Ежели в ансамбле возникнет асимметрия (а она возникнет), то колонны скроют ее – ведь православный храм имеет вход западный, а алтарь с восточной стороны. Оттого купол надо несколько сдвинуть. Два крыла колонны – как два крыла птицы, распростершейся над Невским проспектом.
Старая церковь Рождества Богородицы? Она должна сохраняться до полного окончания строительства собора.
«О, когда-то это случится? – вопрошал себя Воронихин. – Нужны сотни и сотни рабочих рук – государь торопит, но торопиться нельзя…» А откачивать воды из Екатерининского канала? А искать камень – и это главное! – из которого возводить колонны… Без Мэри, которая обладает чутьем на залегание камней, мрамора, работать нельзя.
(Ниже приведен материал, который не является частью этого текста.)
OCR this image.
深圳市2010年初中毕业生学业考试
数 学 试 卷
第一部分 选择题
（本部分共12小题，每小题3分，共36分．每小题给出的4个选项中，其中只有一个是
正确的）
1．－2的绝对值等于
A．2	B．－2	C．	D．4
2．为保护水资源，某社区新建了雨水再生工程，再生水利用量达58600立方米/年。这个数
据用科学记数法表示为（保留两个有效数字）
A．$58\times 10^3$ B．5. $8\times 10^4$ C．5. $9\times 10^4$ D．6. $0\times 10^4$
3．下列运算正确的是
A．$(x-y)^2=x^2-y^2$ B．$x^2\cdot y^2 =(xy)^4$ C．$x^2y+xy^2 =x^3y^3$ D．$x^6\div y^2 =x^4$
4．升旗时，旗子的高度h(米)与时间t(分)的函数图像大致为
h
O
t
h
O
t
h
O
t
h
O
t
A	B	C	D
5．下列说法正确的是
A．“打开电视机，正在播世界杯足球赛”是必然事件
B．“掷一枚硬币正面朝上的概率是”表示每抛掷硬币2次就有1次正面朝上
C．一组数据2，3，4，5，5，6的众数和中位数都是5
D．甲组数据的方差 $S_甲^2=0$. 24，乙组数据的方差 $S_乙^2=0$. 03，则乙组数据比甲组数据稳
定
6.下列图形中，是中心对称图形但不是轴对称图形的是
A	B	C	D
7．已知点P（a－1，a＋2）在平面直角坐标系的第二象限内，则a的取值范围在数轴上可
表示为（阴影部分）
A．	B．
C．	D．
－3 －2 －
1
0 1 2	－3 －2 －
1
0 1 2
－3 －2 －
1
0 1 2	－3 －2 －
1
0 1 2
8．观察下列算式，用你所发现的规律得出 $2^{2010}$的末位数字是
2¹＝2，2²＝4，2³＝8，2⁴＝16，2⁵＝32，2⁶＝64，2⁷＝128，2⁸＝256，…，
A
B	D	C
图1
Как ни был Воронихин поглощен своими мыслями – все же граф пригласил его на завтрашний день, и придется отставить главную мысль – явиться во дворец.
Вокруг дворца уже были выставлены столы с яствами для всех проходящих или нуждающихся. Правда, здесь были кушанья попроще, а во дворце столы ломились от вкуснейших блюд, даже, можно сказать, невиданных. Например, были «пармазаны с ананасами», «губы сома» или «Сарданапалова бомба». И никто не мог угадать их замысловатое содержимое.
Во всякий день у Строганова, так же как и у Шереметевых, стол был накрыт на 15–20 столовых кувертов. Да и любителей поживиться за чужой счет хватало.
Вельможный граф – личность удивительная. Его остроумием веселилась императрица, его знания поражали Павла Петровича, он излучал благожелательность и любезность. Был высшего качества дипломат – бывал и прост, не чинился званиями и титулами. Уже став президентом Академии художеств, тайным советником, мог пошутить в компании простолюдинов, а среди знатных гостей – удивить всех знаниями астрономии, даже химии или поведать историю из жизни древнейших царств – Месопотамии, Египта, Греции. Не чуждался иронии и в собственный адрес.
В тот вечер среди гостей оказалась и Элизабет Виже-Лебрен. Тут нет ничего удивительного – она знала графа еще в Париже, писала портрет и его сына, и племянника Григория (чувственным, кстати, получился тот портрет – уловила мадам характер Жоржа!).
В Санкт-Петербурге Элизабет вращалась в светских кругах, легко находила со всеми общий язык, не скрывала собственных впечатлений:
– Гостей, особенно иностранцев, встречают в столице с необыкновенным расположением и заботливостью. Любой иностранец не имеет никакой нужды ходить к рестораторам, его всюду кормят бесплатно. А какие здесь нравы! Поразительно, вчера я была в Парголово, принимала воздушные ванны со своим помощником Петрушей, и что же я увидела?! Мужчины и женщины купаются вместе. А еще – нагие юноши купали своих коней! И никто не помышлял о чем-либо худом.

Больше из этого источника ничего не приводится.